GSoC-2020-mlpack

Contains weekly updates for my proposal on Implementing RL methods in mlpack.

Week 6 and 7

29th June - 12th July , 2020. Due to end semester examinations, I had to take a week (22nd to 28th June) off.

Important changes:

We all know that the action space for an environment can either be continuous or discrete in gym-based environments. Initially, Action for each discrete environment was stored as a struct, containing an enum representing the action. On the other hand, continuous environments was stored as a double array, again inside a struct. Some classes like the Random and Prioritized replay, which should work for both continuous and discrete, should be reusable. And, since State was also being used as a class, so to maintain consistency, I made Action as a class as well. This required some ‘backward incompatible’ changes, addressed in some parts of q_learning and rl_components tests.

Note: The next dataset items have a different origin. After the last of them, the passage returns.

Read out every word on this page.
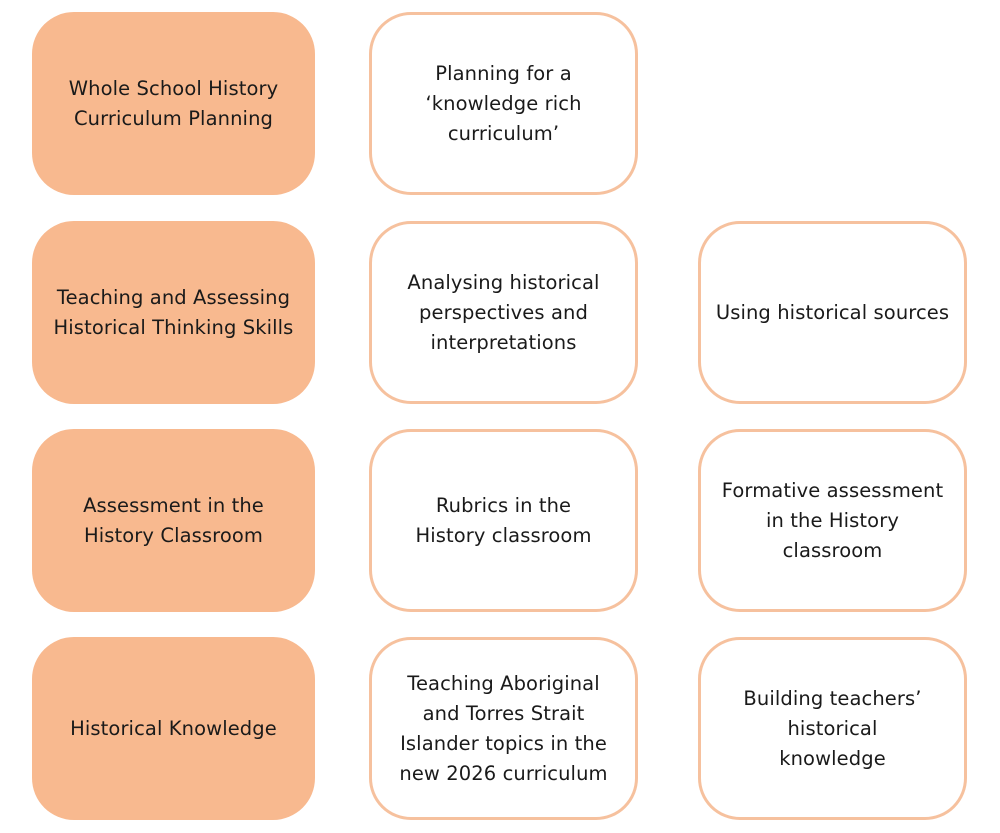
Whole School History Curriculum Planning
Planning for a ‘knowledge rich curriculum’
Teaching and Assessing Historical Thinking Skills
Analysing historical perspectives and interpretations
Using historical sources
Assessment in the History Classroom
Rubrics in the History classroom
Formative assessment in the History classroom
Historical Knowledge
Teaching Aboriginal and Torres Strait Islander topics in the new 2026 curriculum
Building teachers’ historical knowledge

I also create a ‘dummy’ environment so that we can use lab.mlpack.org to train as well as test the agent using simulation, directly from gym, in the form of gym_tcp_api. Initially we had to train an agent on mlpack’s implementation of environments, then to show the rendering of the agent solving the environment, we used gym_tcp_api; here’s the link. This meant that for each env we wanted to test on, it had to be implemented in mlpack’s list of environment implementations, so that we could train the agent on it. But now, with the dummy environment, one can specify the dimensions of the state and action spaces as static members of the DiscreteActionEnv aka ‘dummy’ class, and with that, be able to use all environments of gym_tcp_api. So the mlpack’s implementations would only be used as tests for the algorithms.

Work done:

Started the first week by adding Soft Actor-Critic, starting with its definition. Also added implementations of constructor and episode functions. This took some time.
Added Step function for SAC in mlpack.
Added support for continuous action space in replay methods.
Started adding gym_tcp_api by making sort of a “dummy” environment, which just stores the type of state and action for discrete environments. With the SAC implementation complete, I plan on adding the ‘dummy’ env support for continuous actions as well.
Trained an agent completely using gym_tcp_api, i.e. without using mlpack’s env implementation. Although it was a bit slow to train from the simulator(gym_tcp_api), but at the end, the agent was able to balance the pole! (tested only on CartPole for now)
made corresponding changes in async learning test, for changes made in action of each env.
Added simple feedforward test for SAC, and added update mechanism for critic networks.
Changed sampled rewards and terminal to be saved as row vectors instead of column, to avoid confusions and make one line computations like nextQ = sampledRewards + config.Discount() * (1 - isTerminal) % arma::min(Q1, Q2); possible.

Problems faced:

Figuring out a common way of dealing with discrete and continuous action spaces, while also making the DiscreteActionEnv and other envs compatible simultaneoudsly for q_learning, was a bit challenging.

Lastly:

After a tiring week of writing assignments, I finally watched ‘Dark’, after being suggested by so many people! Just after watching season 1, I knew what I had to gift myself on my birthday. So, I quickly got hold of season 2 and 3, stored them on my external hard-drive and told my sister to hide it away, only to give it in November. And by that time, I’m hoping to learn (or atleast make proper sense of) german, as the english dubbing of Dark is not that great :/

If u still didn’t get the hint, I strongly suggest u to watch Dark! It was so intriguing, I was forced to learn a new language to take the full essence of it!

Anyway, thanks for reading, and have a good one ;)